プロ野球

【松田宣浩インタビュー:後編】「ムネさん、ホンマ見る目あったっすね(笑)」寡黙だった青年が“熱男”になるまで〈SLUGGER〉

久保田市郎(SLUGGER編集長)

2021.03.31

川崎(中央)から直々に新たなムードメーカーとして指名されたことで、選手としても成長したと松田(右)は語る。写真:産経新聞社

 日本一4連覇を達成し、今季も優勝候補の筆頭に挙げられている福岡ソフトバンクホークス。絶対王者のチームリーダーとして、内外から絶大な信頼を集めているのが"熱男"でおなじみの松田宣浩だ。プロ16年目を迎えた今も、誰よりも大きな声を出して味方を鼓舞し、ファンを盛り上げる。独占インタビュー後編はホークスの強さの秘密、師と仰ぐ川崎宗則からの影響について語ってくれた。

――昨年は4年連続の日本一を達成しました。ホークスの強さの要因をいろんな人がいろんな角度から分析していますが、ご自身としては何が一番大きな要因だと思いますか?

 やっぱり「一人ひとりの意識の高さ」だと思います。あとは、今のプロ野球って案外、投手と野手との連携意識というのがなかなかできないんですが、チームの意思疎通を高い意識を持ってやっているので、それがいい方向につながっていると思います。

――その意識の高さは、松田選手が入団された時に監督だった王(貞治現会長)さん、その後の秋山(幸二)さん、工藤(公康)さんと、強さを知っている人たちから受け継がれたものなのでしょうか?

 そうですね。
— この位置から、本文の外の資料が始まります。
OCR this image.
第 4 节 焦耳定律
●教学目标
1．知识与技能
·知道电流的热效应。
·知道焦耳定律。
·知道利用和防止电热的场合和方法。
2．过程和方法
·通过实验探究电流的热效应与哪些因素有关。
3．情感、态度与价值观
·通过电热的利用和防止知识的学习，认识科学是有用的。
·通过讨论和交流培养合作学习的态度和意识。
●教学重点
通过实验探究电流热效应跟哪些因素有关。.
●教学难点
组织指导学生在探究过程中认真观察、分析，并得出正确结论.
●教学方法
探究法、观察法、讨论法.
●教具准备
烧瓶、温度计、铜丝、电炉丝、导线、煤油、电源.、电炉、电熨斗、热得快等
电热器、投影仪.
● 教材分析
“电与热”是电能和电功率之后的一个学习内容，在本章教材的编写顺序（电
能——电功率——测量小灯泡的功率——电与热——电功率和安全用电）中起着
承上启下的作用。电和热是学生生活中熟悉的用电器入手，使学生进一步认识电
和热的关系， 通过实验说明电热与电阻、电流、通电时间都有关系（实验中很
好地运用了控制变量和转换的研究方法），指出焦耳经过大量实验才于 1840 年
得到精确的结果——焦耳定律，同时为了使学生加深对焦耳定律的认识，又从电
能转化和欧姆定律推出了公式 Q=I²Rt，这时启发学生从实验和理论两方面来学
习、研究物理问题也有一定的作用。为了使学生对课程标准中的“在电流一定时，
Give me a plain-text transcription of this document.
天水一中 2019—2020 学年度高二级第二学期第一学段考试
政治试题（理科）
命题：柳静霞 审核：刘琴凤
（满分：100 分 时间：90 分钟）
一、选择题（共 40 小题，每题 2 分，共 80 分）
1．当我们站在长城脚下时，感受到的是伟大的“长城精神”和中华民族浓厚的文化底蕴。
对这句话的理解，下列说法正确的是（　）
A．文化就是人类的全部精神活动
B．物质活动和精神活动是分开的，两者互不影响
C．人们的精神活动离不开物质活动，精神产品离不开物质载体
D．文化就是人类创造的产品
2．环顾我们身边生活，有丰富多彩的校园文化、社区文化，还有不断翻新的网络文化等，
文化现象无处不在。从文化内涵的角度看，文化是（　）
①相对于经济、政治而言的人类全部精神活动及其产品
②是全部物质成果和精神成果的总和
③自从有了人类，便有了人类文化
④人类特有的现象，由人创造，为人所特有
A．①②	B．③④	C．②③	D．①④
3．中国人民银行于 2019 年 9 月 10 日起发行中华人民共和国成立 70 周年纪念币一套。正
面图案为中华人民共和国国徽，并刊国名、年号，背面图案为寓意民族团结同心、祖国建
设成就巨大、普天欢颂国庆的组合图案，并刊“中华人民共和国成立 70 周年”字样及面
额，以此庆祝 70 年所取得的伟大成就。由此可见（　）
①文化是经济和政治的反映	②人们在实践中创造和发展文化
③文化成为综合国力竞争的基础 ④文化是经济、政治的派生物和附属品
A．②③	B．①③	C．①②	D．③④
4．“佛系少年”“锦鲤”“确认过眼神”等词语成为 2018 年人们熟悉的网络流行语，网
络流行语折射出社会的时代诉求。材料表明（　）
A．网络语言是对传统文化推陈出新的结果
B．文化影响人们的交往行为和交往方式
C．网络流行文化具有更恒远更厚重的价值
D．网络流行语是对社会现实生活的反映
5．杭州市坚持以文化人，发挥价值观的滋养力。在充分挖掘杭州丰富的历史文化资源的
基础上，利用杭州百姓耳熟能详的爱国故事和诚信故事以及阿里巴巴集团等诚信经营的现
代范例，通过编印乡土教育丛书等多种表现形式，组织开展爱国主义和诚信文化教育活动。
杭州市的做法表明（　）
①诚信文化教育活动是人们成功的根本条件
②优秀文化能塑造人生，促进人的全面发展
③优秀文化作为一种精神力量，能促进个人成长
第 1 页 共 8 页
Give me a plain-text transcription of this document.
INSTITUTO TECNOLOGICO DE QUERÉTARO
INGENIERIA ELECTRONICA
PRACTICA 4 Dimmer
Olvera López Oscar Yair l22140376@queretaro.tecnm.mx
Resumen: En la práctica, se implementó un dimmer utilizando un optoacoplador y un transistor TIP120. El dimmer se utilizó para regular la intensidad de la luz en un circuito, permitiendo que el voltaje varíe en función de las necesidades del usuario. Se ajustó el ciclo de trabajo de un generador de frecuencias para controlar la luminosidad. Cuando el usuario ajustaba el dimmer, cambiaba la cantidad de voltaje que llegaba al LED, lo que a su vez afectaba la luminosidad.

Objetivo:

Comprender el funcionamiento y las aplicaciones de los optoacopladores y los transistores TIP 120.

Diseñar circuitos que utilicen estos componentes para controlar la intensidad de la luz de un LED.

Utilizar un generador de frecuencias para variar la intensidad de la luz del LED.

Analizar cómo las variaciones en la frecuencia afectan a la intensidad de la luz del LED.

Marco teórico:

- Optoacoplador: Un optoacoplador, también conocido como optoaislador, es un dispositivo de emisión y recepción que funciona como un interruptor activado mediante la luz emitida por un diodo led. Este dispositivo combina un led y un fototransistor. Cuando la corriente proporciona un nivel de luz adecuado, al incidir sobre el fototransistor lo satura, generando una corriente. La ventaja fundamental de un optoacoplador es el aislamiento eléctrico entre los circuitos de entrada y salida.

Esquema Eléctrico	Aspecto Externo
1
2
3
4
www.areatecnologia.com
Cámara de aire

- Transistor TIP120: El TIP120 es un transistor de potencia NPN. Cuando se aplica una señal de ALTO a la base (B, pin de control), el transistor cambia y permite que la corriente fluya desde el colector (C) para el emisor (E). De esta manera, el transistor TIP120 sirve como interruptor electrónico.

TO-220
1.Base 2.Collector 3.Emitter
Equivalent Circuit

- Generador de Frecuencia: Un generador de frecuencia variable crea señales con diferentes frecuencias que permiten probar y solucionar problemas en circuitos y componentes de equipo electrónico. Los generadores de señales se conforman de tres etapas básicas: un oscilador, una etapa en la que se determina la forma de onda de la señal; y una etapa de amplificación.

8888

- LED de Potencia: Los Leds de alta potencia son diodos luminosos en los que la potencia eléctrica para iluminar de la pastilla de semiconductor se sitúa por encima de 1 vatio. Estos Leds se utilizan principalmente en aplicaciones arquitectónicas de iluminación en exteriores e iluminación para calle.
やっぱり今の世代の選手が4連覇したからといって、僕らだけが頑張った功績でもありませんし。王会長、秋山さん、工藤さんと監督が代わっていく中で、すごくいい先輩に恵まれたということだと思います。
 
――松田さんはムードメーカー、お祭り男として知られています。ただ、著書では「本来は寡黙でシャイな性格だったが、川崎(宗則)さんに(ムードメーカー)として指名された」と書かれていました。実際に川崎さんからどんなことを言われたのですか?

 日本一になった2011年に、僕も初めてフルイニング出場してホームランも25本打って、ようやくレギュラーとして活躍できたシーズンだったんですが、そのオフにムネさんがメジャーに行くことになって、「オレはもうメジャーに行くから、とにかくマッチが明るく元気にチームを引っ張ってくれ」と言われたんですよ。そこからです。

――川崎さんはなぜ、松田さんに託したのでしょうか?

 それは全然分かんないっすね(笑)。それまでは寡黙で、本当に自分の成績を残すことに一生懸命でしたから。

――その中でも、リーダーの素質を見出していたということなんでしょうか?

 そうですね。ムネさん、ホンマ見る目あったっすね(笑)。それが僕を成長させてくれた要因でもあるので。逆にそれがなかったら、今こうやってユニフォームを着てるか分からないし……。

――ムードメーカーになったことが、選手としての成長にもつながったと。

 はい。やっぱり、今こうやってできているのも、そのシーズンが境になったと思ってます。